|Support type:||Scholarships in Brazil - Post-Doctorate|
|Effective date (Start):||September 01, 2015|
|Effective date (End):||April 30, 2016|
|Field of knowledge:||Health Sciences - Medicine - Maternal and Child Health|
|Principal researcher:||Luis Guillermo Bahamondes|
|Grantee:||Waleska Oliveira Modesto|
|Home Institution:||Centro de Atenção Integral à Saúde da Mulher (CAISM). Hospital da Mulher Professor Doutor José Aristodemo Pinotti. Universidade Estadual de Campinas (UNICAMP). Campinas , SP, Brazil|
Osteopenia and osteoporosis are usually considered women's disorders at postmenopausal age; however, low bone mass and accelerated bone loss may also occur at the young age and could contribute to oesteopenia and osteoporosis during the reproductive years. Several drugs, co-morbidities and unhealthy lifestyle habits can accelerate bone loss, thus increasing the risk of fractures in pre and postmenopausal; however, the dimension of the problem in Brazil is still unknown. Epidemiological studies on the prevalence of low bone mass and characteristics of habits on bone mass of Brazilian women are still scarce. The objective of this study is to evaluate bone mineral density (BMD) and the prevalence of low BMD in women of reproductive age. Methods: there will be a study with two components; one cross-sectional and one prospective in which 250 women of reproductive age of 18-45 years will be enrolled. Will be the examination of the technical DMO absorptiometry dual beam X-ray absorptiometry (DEXA) at the lumbar spine (L1-L4) and femoral neck and collected by questionnaire risk factors in relation to loss of óssse masssa as habits life (calcium intake, vitamin D, physical activity, history of fractures, morbidity, medication use, etc.) and the application of the questionnaire FRAX (Fracture Risk Assessment Tool The) to assess the risk of fractures.

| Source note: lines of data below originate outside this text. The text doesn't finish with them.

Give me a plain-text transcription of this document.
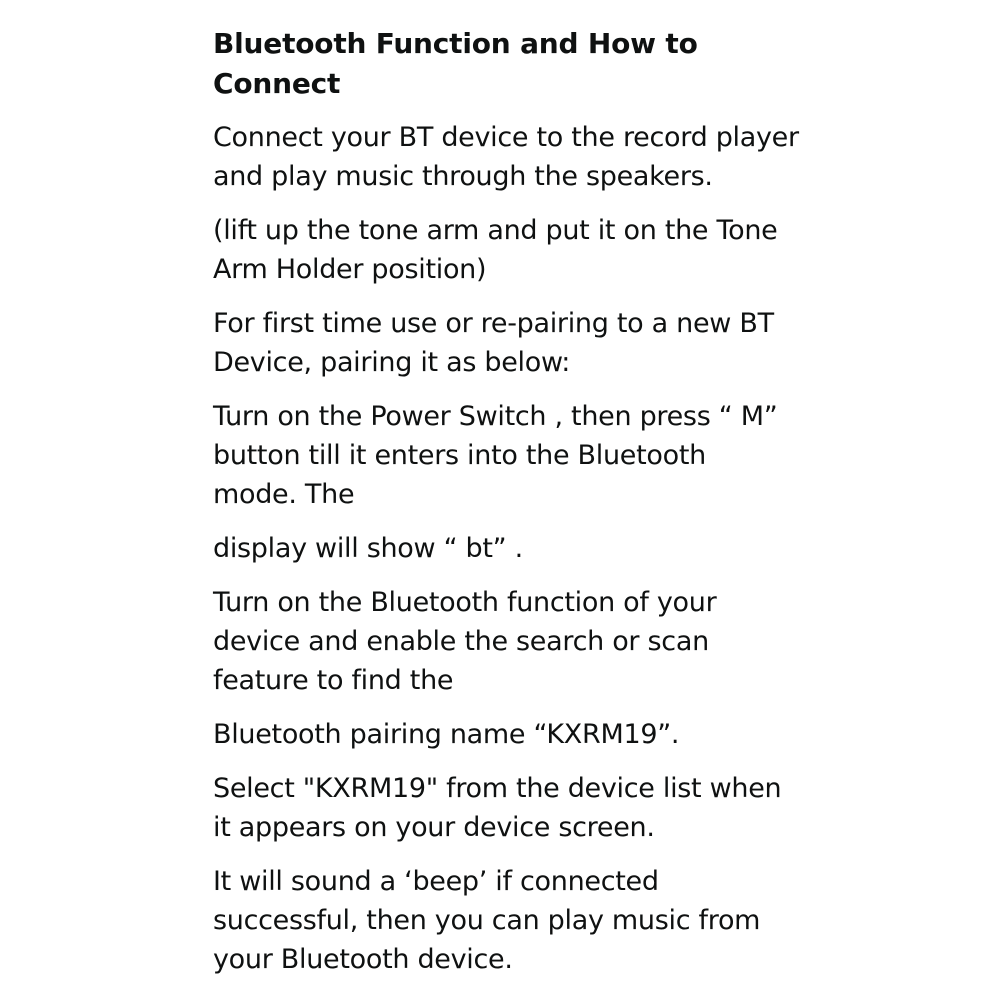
Bluetooth Function and How to
Connect

Connect your BT device to the record player
and play music through the speakers.

(lift up the tone arm and put it on the Tone
Arm Holder position)

For first time use or re-pairing to a new BT
Device, pairing it as below:

Turn on the Power Switch , then press “ M”
button till it enters into the Bluetooth
mode. The

display will show “ bt” .

Turn on the Bluetooth function of your
device and enable the search or scan
feature to find the

Bluetooth pairing name “KXRM19”.

Select "KXRM19" from the device list when
it appears on your device screen.

It will sound a ‘beep’ if connected
successful, then you can play music from
your Bluetooth device.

These tests will be performed again after one year of follow-up. Data analysis: For data analysis, absolute and relative frequencies are calculated mean and standard deviation of the results. Will be estimated hazard ratio (OR) to associate the results of BMD with confounding variables. Where there are confounding variables or a factor of continuous exposure, the association will be estimated through multiple Poisson regression. The significance level is 5%.